By Wayne Cole
The Australian and New Zealand dollars held still on Thursday as the threat of a new round of U.S.-China trade restrictions curbed risk sentiment ahead of a key reading on U.S. inflation.
Investors assume the U.S. consumer price report on Friday is unlikely to deter the Federal Reserve from cutting rates next week, but could decide whether it moves in December as well.
Australia’s third-quarter CPI is due on October 29 and again will likely decide whether the Reserve Bank of Australia cuts its 3.60% cash rate in November.
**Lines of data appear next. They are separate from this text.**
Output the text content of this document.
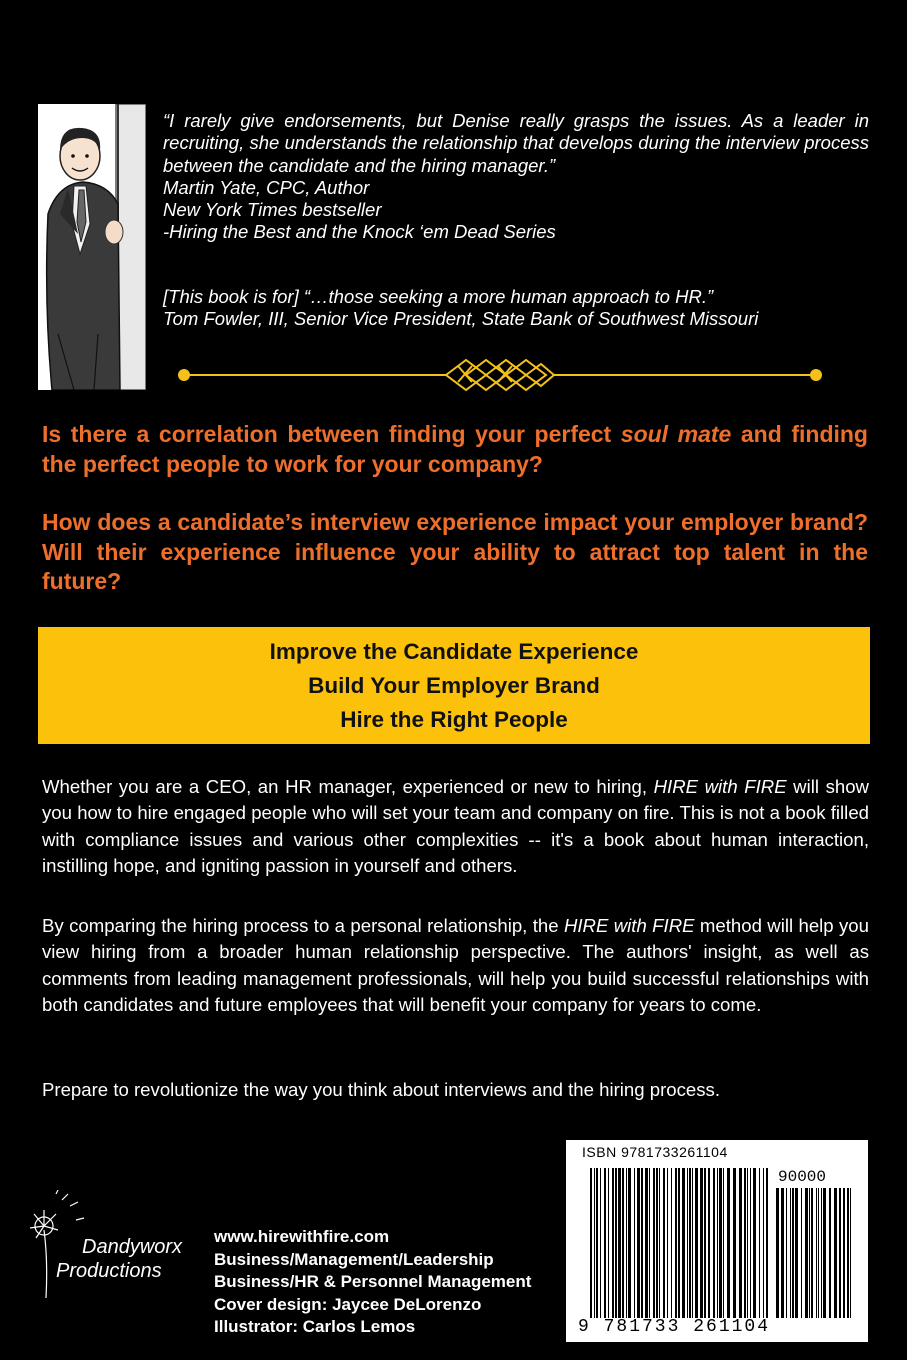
“I rarely give endorsements, but Denise really grasps the issues. As a leader in recruiting, she understands the relationship that develops during the interview process between the candidate and the hiring manager.”
Martin Yate, CPC, Author
New York Times bestseller
-Hiring the Best and the Knock ‘em Dead Series
[This book is for] “…those seeking a more human approach to HR.”
Tom Fowler, III, Senior Vice President, State Bank of Southwest Missouri
Is there a correlation between finding your perfect soul mate and finding the perfect people to work for your company?
How does a candidate’s interview experience impact your employer brand? Will their experience influence your ability to attract top talent in the future?
Improve the Candidate Experience
Build Your Employer Brand
Hire the Right People
Whether you are a CEO, an HR manager, experienced or new to hiring, HIRE with FIRE will show you how to hire engaged people who will set your team and company on fire. This is not a book filled with compliance issues and various other complexities -- it's a book about human interaction, instilling hope, and igniting passion in yourself and others.
By comparing the hiring process to a personal relationship, the HIRE with FIRE method will help you view hiring from a broader human relationship perspective. The authors' insight, as well as comments from leading management professionals, will help you build successful relationships with both candidates and future employees that will benefit your company for years to come.
Prepare to revolutionize the way you think about interviews and the hiring process.
Dandyworx
Productions
www.hirewithfire.com
Business/Management/Leadership
Business/HR & Personnel Management
Cover design: Jaycee DeLorenzo
Illustrator: Carlos Lemos
ISBN 9781733261104
90000
9 781733 261104
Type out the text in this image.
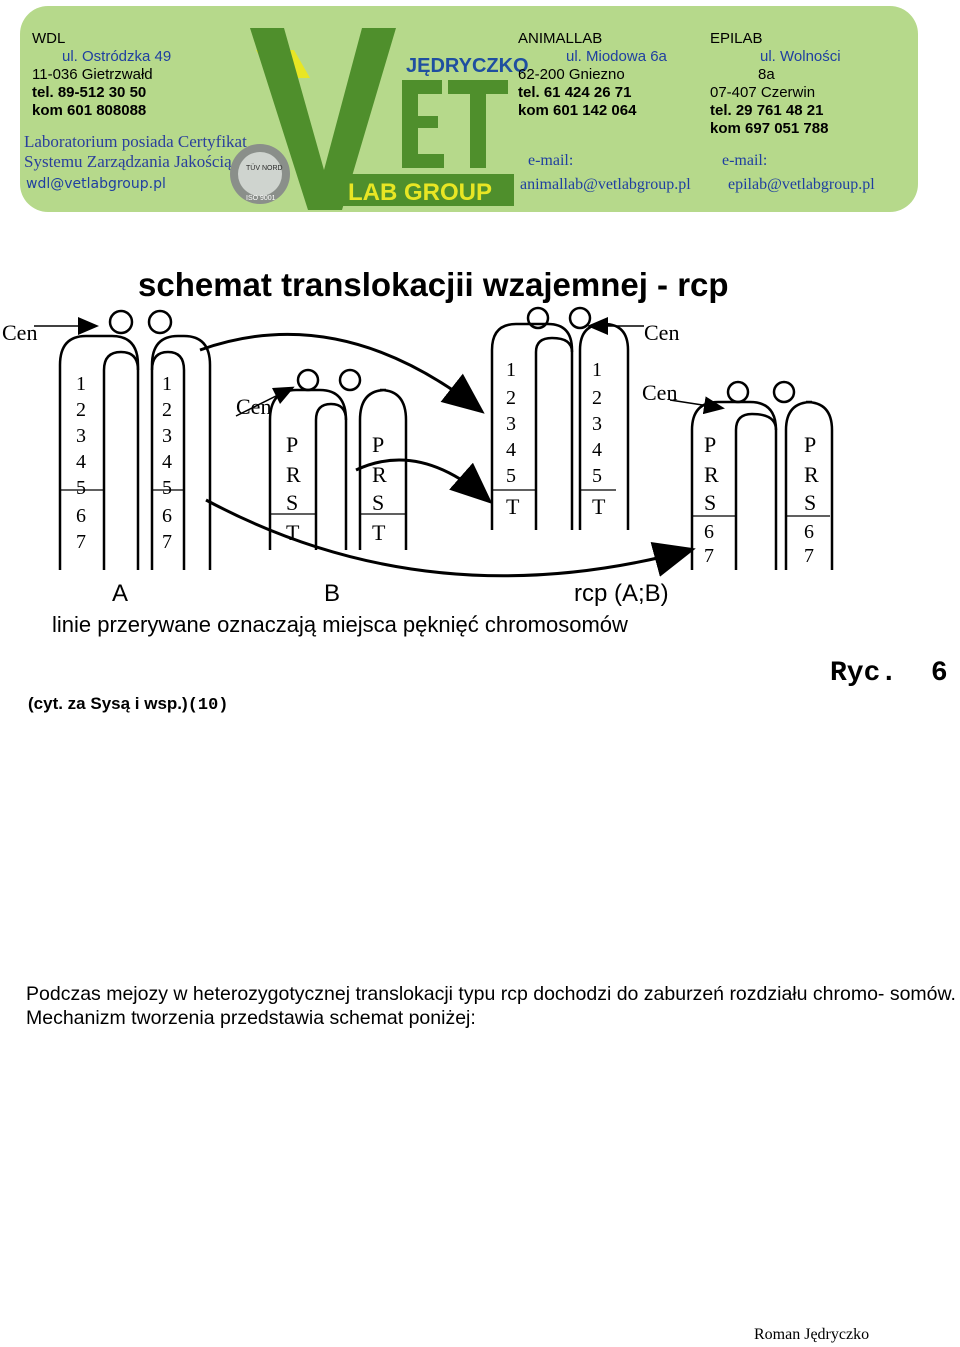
WDL
ul. Ostródzka 49
11-036 Gietrzwałd
tel. 89-512 30 50
kom 601 808088
Laboratorium posiada Certyfikat
Systemu Zarządzania Jakością
wdl@vetlabgroup.pl
JĘDRYCZKO
LAB GROUP
TÜV NORD
ISO 9001
ANIMALLAB
ul. Miodowa 6a
62-200 Gniezno
tel. 61 424 26 71
kom 601 142 064
e-mail:
animallab@vetlabgroup.pl
EPILAB
ul. Wolności
8a
07-407 Czerwin
tel. 29 761 48 21
kom 697 051 788
e-mail:
epilab@vetlabgroup.pl
schemat translokacjii wzajemnej - rcp
Cen
Cen
Cen
Cen
1
2
3
4
5
6
7
1
2
3
4
5
6
7
P
R
S
T
P
R
S
T
1
2
3
4
5
T
1
2
3
4
5
T
P
R
S
6
7
P
R
S
6
7
A	B	rcp (A;B)
linie przerywane oznaczają miejsca pęknięć chromosomów
Ryc.  6
(cyt. za Sysą i wsp.)(10)
Podczas mejozy w heterozygotycznej translokacji typu rcp dochodzi do zaburzeń rozdziału chromo- somów. Mechanizm tworzenia przedstawia schemat poniżej:
Roman Jędryczko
Analysts at CBA see headline CPI picking up to an annual 3.0%, the very top of the RBA’s 2% to 3% target band, while the core measure should stay at 2.7%.
“Given the cautious and gradual pace of easing so far, we expect the RBA will want to see clear evidence that inflation is continuing to move towards the mid-point of the target band before easing further,” said Trent Saunders, a senior economist at CBA.
“With trimmed-mean inflation expected to remain steady on an annual basis, we do not expect the hurdle for another rate cut to be met by the November meeting.”
With so much at stake the Aussie was stuck at $0.6487 AUDUSD, having hardly moved overnight. Support comes in at $0.6471 and $0.6438, with resistance around $0.6525 and $0.6628.
The kiwi dollar idled at $0.5736 NZDUSD after crawling as high as $0.5759 overnight. Support lies at $0.5710, with resistance at $0.5769 and $0.5884.
Yields on kiwi 10-year bonds (NZ10YT=RR) have fallen 22 basis points so far this month to trade 12 basis points under Australian yields, near levels not seen since 2020.
New Zealand cash rates at 2.5% are far below the Australian 3.60%, helping lift the Aussie as high as NZ$1.1445 AUDNZD earlier this month from around NZ$1.0800 mid-year. It was last trading at NZ$1.1302.
“This does suggest a good chance the cross can test levels above NZ$1.1500, but we don’t envisage such moves as likely to prove sustainable,” said Rodrigo Catril, a senior FX strategist at NAB.
In particular, there was a good chance the New Zealand economy would pick up speed in the coming quarter given the full impulse from past rate cuts is yet to be felt.
“If we are right about NZ potential growth rebound, then next year the cross is at risk of facing a more pronounced downturn,” he added.